Concerns over the “texts for contracts” lobbying scandal that has involved a number of senior UK Government figures “cannot be allowed to continue”, Scottish Conservative leader Douglas Ross has said.
A number of parliamentary and independent investigations have been set up after communications between chancellor Rishi Sunak and former prime minister David Cameron about Greensill Capital came to light.
The chancellor said in a text to Mr Cameron that he had “pushed” Treasury officials to consider proposals that could save the firm, which eventually collapsed.
Boris Johnson was also accused of approving “tax breaks by text” after he told billionaire inventor Sir James Dyson that the chancellor would “fix” a tax issue for his staff working on making ventilators in the early part of the pandemic.
Transparent and open
Speaking at a media briefing while out campaigning in Fife on Friday, Mr Ross said he believes governments should operate in “the most transparent and open way”.
Asked by us whether he would allow a government he led to operate in a similar fashion to Mr Johnson’s, he said: “The serious concerns that have been raised just in the last few weeks cannot be allowed to continue.
“That’s both at a UK level or for any devolved administration in the United Kingdom as well.”
Mr Ross, a former Scotland Office minister who resigned from that role last year over the lockdown rules breach by Mr Johnson’s then-chief adviser Dominic Cummings, said he is “almost certain” he was never lobbied by text during his time in government.
“I never received a text message directly from a business leader,” he said.
“I would say, to the best of my knowledge, I can’t remember every single text message I received, but I would be almost certain that I never received a direct message, certainly not asking me to do anything – maybe just to set up a meeting that would be with officials.”
He added he was trying to be “categorical” in his denial, but could not be fully sure such communications never occurred.
A matter of priority
As the UK Government comes under increasing scrutiny in Westminster over lobbying, Mr Ross was asked whether he fears the issue could impact on the Tories’ chances in the Scottish Parliament election next month.
“I think people can see this issue is being dealt with as a matter of priority with a huge amount of seriousness attached to it,” he said.
“But it’s also right that we wait for these investigations to return their reports because they will all be looking at this issue in the round, but from separate different angles, and I think it’s right that we see the conclusions of those inquiries.”
SNP Westminster leader Ian Blackford wrote to cabinet secretary Simon Case on Friday, urging officials to “immediately secure and publish Boris Johnson’s correspondence on Covid contracts”.
Mr Johnson gave a commitment to publish his private correspondence in response to Mr Blackford at Prime Ministers Questions on Wednesday but has so far failed to do so.
Mr Blackford, whose own party has faced questions over undeclared dinners with businessmen at the centre of the lobbying scandal in 2017, said there is a “strong stench of sleaze surrounding Boris Johnson’s government”.

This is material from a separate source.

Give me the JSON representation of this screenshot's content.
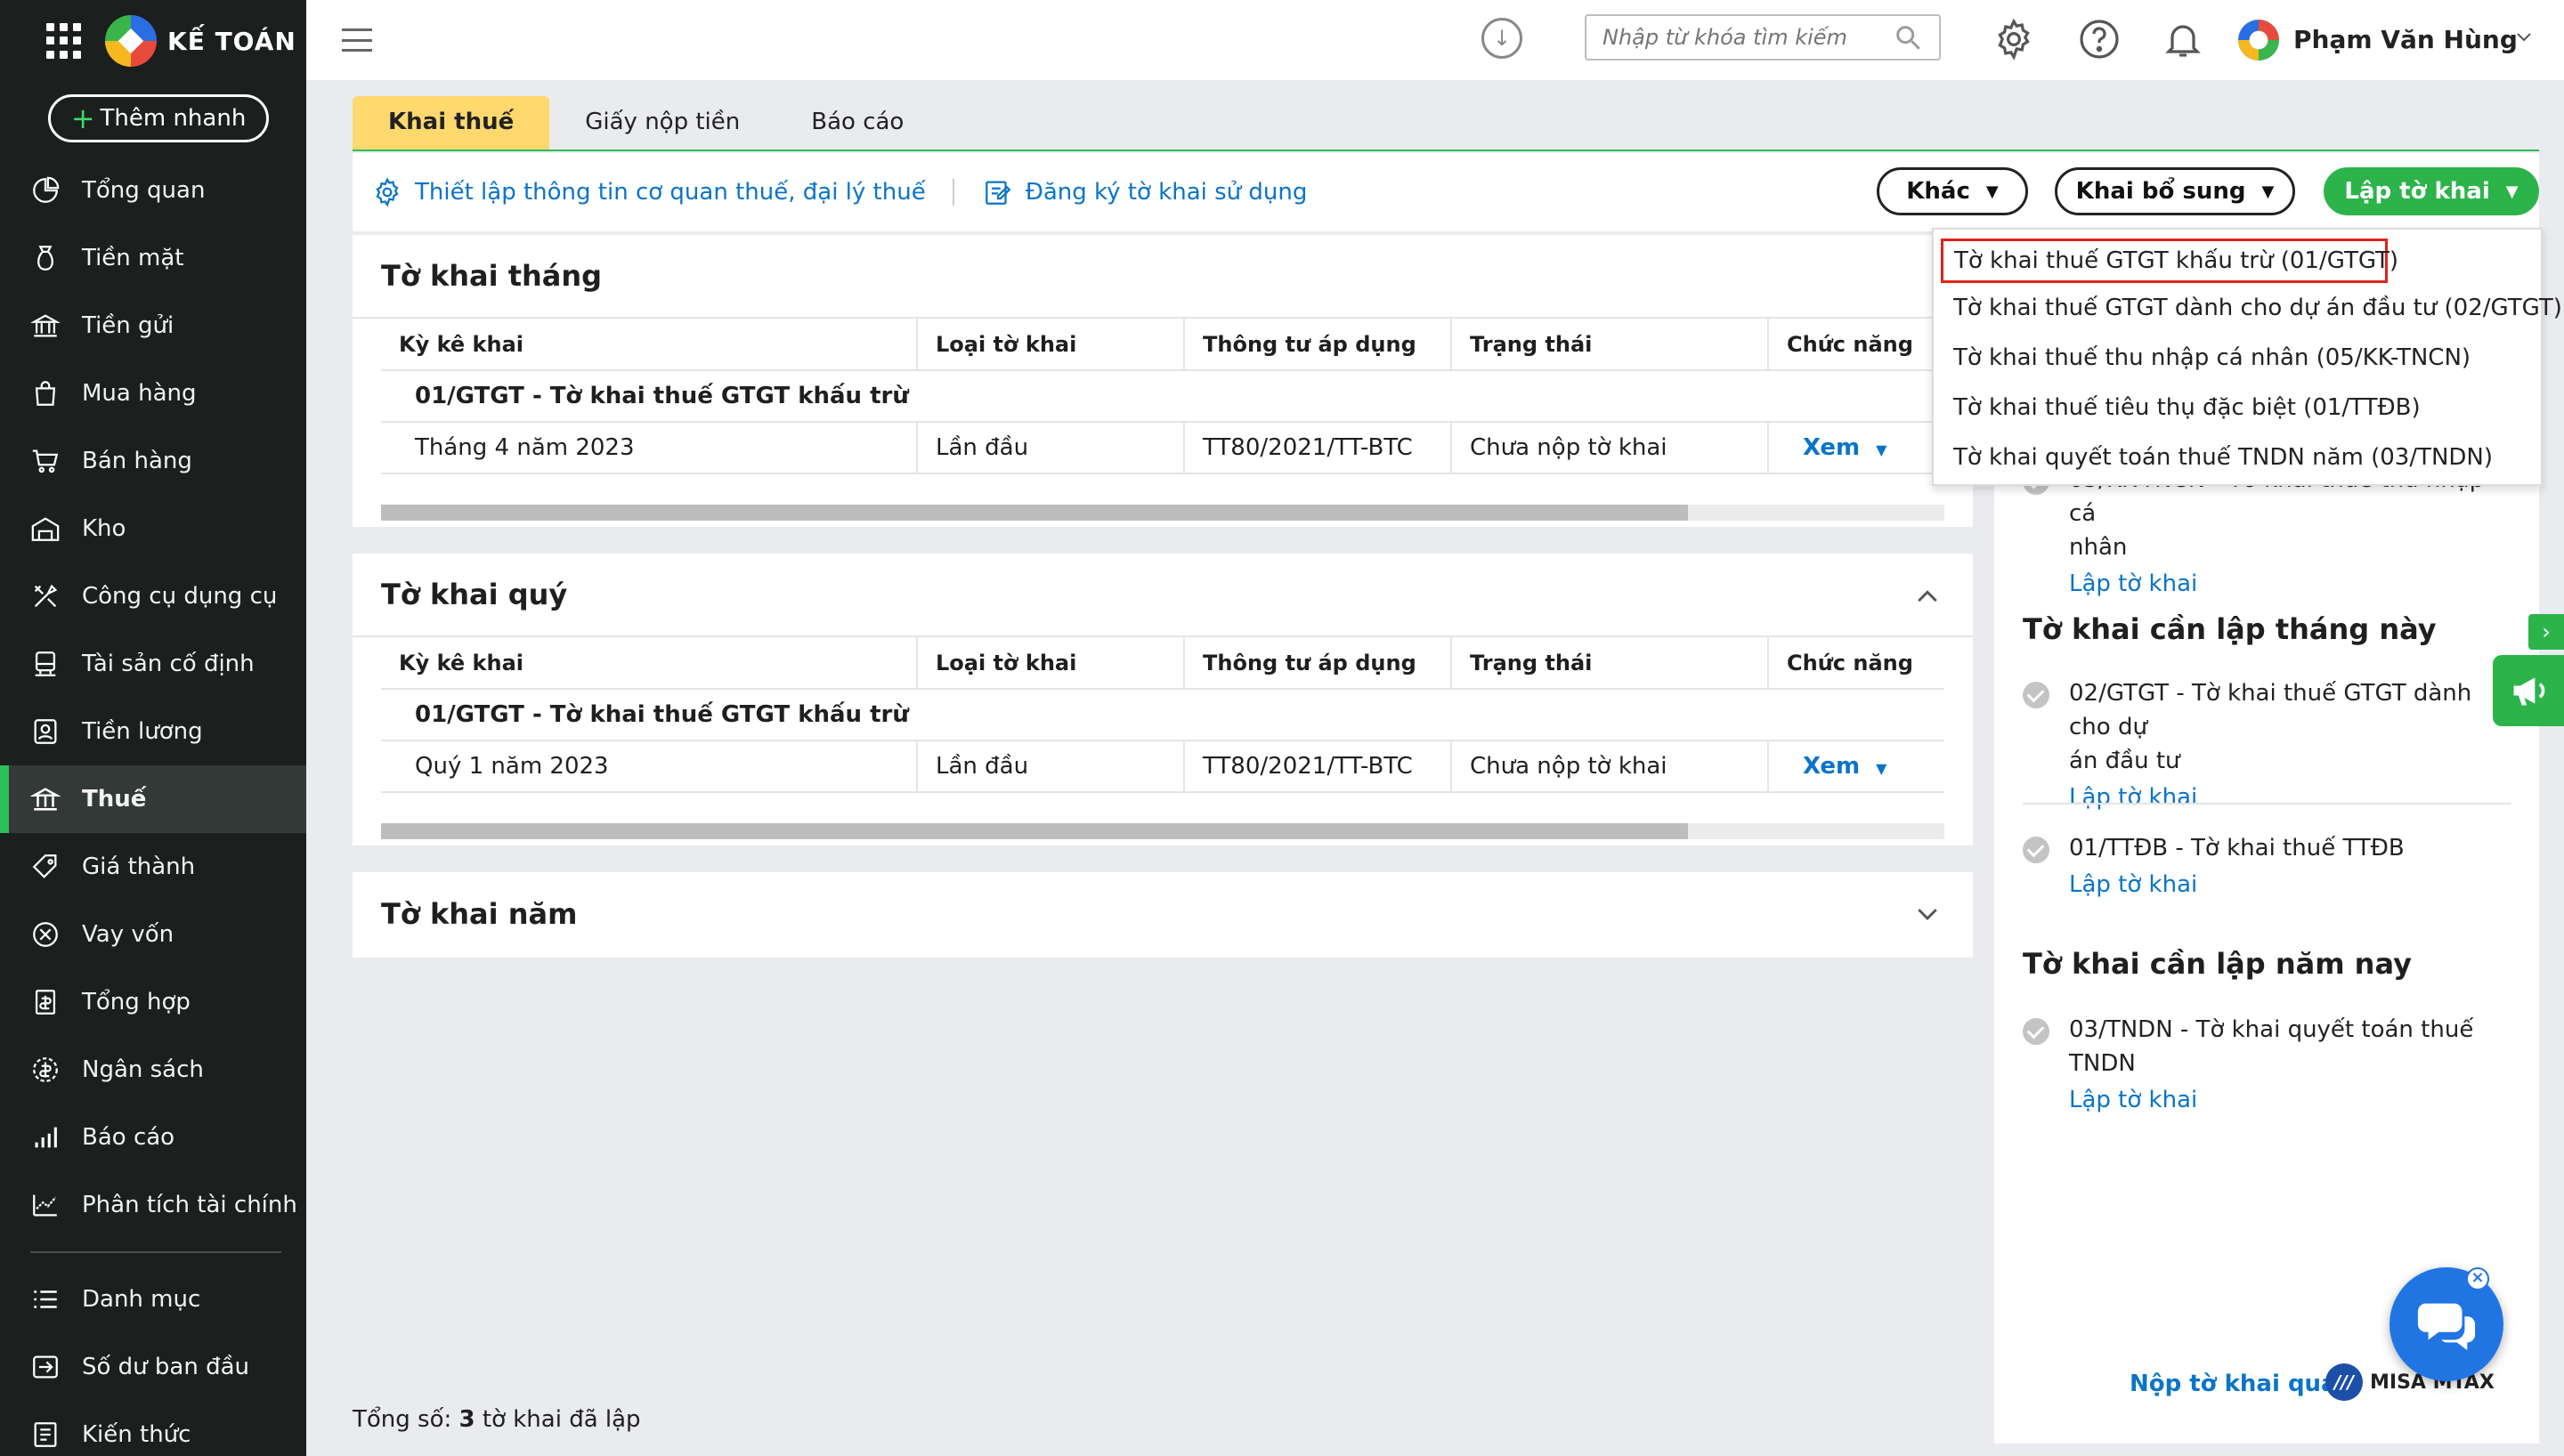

“The public deserve transparency and accountability, which can only be achieved through a full independent public inquiry into these accusations of privileged access, impropriety and possible illegality,” he said.
“The prime minister and most senior members of the Tory government are implicated in this scandal, which has seen Tory donors and friends handed contracts, special access, tax breaks and peerages, at a cost to the public purse of at least millions – if not billions – of pounds.
“It absolutely stinks and it is eroding public trust in the UK Government.”